Bu itibarla “tercihini HDP yönünde kullanacak CHP’liler 2015 seçimlerine kıyasla daha rahat bir psikoloji içinde verecekler oylarını. Bunun nedeni, ‘bir oyun İnce’ye, bir oyun HDP’ye’ gidecek olması... 2015’te ‘stratejik’ davranıp HDP’ye oy veren CHP’liler, böylece partilerinin oy oranında belirgin bir düşüşe razı gelmek zorundaydılar. Oysa şimdi, kendi partilerinin gerçek oyunun Muharrem İnce’nin aldığı oy olduğunu savunup yüreklerini soğutma imkânına sahipler. Bu nedenle, eller şimdi HDP’ye oy vermeye daha rahat gidecek.”
Gıyabımda bahis
Görmüş bu analizin ardından, gıyabımda benimle bahse tutuşuyor. İki hafta önceki yazımda, HDP’nin baraj sınırlarında dolaşması nedeniyle CHP seçmeninin bir bölümünün “sırf HDP Meclis’e girsin ve AK Parti’nin gücünü kırsın diye HDP’ye stratejik oy verebileceğini” yazmıştım. (Kürdistan 24, 06.06.2018, http://www.kurdistan24.net/tr/opinion/cffb4b95-a20a-4802-8dc2-3134e90103f1) Çünkü “CHP’nin +1 puan almasının genel manzara içinde anlamlı bir değişikliğe neden olmayacağı ama HDP’nin +1 puan almasını siyasi haritanın rengini büyük ölçüde değiştireceği” düşüncesinin bir kısım CHP seçmeninin tercihini yönlendireceğini belirtmiştim.
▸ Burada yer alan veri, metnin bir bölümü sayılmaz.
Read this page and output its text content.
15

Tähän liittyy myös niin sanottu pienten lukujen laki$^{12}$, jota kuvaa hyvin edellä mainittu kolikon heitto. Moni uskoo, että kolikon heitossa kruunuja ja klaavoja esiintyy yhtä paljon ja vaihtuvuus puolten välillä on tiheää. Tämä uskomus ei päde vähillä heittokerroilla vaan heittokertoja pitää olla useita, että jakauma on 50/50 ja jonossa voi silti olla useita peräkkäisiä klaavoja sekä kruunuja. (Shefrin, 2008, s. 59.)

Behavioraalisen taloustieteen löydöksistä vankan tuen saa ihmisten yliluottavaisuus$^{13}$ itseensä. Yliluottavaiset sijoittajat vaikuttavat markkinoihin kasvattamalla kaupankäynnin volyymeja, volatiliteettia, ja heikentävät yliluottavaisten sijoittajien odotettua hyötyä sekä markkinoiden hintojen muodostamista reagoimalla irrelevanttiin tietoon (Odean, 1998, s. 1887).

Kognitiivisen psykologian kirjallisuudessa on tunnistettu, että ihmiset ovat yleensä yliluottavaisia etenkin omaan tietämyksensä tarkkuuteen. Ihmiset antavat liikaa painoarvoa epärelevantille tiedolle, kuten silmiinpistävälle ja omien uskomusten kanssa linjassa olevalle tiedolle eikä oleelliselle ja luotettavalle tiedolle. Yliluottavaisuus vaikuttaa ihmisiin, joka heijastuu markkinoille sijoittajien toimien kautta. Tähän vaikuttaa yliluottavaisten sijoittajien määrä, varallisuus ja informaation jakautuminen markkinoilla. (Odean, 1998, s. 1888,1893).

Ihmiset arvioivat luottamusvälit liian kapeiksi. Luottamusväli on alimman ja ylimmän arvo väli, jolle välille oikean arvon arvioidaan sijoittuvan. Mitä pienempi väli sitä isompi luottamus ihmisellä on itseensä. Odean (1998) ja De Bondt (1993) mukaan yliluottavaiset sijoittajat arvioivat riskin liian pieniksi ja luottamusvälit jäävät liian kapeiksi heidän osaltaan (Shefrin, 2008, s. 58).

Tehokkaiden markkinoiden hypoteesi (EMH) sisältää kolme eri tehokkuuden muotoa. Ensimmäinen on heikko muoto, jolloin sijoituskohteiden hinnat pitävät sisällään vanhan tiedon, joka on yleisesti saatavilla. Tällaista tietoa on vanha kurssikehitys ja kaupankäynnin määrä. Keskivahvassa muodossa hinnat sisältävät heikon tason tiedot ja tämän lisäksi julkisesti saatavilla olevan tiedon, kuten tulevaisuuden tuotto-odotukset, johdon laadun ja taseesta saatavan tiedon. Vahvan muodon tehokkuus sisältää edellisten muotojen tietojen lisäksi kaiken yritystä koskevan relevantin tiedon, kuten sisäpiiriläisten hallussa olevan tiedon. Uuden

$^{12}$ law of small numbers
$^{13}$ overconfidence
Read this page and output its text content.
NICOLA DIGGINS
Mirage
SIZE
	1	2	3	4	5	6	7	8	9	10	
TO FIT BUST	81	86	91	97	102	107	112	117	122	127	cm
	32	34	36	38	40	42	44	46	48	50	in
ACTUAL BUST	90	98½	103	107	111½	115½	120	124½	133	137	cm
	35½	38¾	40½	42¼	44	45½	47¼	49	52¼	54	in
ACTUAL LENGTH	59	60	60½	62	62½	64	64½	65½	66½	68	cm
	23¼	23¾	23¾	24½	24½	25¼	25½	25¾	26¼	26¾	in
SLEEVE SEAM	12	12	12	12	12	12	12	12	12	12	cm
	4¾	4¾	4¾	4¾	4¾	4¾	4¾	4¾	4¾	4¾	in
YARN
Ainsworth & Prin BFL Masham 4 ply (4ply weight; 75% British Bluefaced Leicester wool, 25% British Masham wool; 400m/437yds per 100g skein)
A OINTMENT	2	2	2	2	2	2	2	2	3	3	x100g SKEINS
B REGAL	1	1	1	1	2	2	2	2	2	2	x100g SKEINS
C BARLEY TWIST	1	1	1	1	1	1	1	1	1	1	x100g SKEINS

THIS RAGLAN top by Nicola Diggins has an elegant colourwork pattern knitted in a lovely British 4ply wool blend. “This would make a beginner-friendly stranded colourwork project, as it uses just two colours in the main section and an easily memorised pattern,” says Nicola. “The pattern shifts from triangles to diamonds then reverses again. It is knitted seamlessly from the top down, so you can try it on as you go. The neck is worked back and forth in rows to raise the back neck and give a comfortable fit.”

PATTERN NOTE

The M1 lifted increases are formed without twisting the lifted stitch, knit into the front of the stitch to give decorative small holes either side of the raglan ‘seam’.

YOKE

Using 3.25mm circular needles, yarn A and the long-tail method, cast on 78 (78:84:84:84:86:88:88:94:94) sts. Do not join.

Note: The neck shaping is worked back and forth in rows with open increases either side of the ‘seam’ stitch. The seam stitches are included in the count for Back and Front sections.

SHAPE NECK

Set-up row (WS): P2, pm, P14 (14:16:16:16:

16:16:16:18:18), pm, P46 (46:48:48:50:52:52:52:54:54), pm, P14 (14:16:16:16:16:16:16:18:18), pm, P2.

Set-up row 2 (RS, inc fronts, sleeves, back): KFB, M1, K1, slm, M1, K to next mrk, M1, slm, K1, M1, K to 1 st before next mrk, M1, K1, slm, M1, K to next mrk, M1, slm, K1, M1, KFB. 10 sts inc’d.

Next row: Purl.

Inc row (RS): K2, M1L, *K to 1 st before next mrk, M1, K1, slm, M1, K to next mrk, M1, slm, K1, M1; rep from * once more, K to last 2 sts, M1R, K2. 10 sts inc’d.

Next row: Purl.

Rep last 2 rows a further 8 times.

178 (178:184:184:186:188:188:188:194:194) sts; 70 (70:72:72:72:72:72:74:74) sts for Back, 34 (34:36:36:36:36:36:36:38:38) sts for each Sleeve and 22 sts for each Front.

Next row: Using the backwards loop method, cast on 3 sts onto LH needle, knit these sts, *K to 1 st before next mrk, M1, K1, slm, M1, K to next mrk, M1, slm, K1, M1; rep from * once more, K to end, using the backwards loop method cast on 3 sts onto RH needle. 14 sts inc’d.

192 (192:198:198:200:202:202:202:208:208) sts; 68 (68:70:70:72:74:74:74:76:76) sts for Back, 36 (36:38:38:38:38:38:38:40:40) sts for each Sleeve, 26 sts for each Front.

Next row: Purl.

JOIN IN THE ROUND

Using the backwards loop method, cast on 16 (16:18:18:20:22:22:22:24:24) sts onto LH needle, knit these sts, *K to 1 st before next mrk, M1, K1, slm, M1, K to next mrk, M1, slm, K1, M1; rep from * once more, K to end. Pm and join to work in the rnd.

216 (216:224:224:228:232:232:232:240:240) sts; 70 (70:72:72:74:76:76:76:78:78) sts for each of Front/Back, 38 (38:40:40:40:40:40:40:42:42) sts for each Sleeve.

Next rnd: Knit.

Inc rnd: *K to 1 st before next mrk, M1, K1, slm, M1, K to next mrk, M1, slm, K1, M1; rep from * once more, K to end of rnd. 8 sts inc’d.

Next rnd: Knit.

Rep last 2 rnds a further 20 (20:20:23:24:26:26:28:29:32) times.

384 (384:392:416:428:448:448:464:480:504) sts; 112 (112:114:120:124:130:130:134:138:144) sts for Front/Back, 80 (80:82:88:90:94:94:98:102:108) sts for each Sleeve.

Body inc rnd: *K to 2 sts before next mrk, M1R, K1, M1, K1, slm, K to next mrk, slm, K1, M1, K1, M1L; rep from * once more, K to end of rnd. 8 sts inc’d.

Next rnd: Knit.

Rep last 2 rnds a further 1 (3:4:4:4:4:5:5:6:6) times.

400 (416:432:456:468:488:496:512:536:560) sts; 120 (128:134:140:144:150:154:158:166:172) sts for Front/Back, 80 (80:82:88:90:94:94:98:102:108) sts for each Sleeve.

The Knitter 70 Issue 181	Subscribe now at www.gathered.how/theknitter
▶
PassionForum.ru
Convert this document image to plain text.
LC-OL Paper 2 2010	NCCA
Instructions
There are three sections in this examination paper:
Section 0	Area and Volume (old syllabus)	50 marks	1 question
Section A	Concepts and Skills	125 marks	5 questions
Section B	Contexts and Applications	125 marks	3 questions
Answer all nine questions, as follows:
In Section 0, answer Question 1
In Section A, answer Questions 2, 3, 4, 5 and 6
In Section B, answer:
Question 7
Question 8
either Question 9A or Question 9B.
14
Bana göre, bu düşünceyle oy verecek CHP seçmeninin oranı “son derece sınırlı” olacaktı. Görmüş’ün bu konudaki kanaati ise farklı; o, benim “CHP’den HDP’ye kayacak oyların miktarı hususunda” yanıldığımı belirtiyor. “Hayır, ‘son derece sınırlı’ olmayacak, en azından 7 Haziran 2015’teki kadar olacak ve HDP’nin oyları % 13’ü aşacak. Ben burada Vahap Coşkun’la gıyabında iddiaya giriyorum.”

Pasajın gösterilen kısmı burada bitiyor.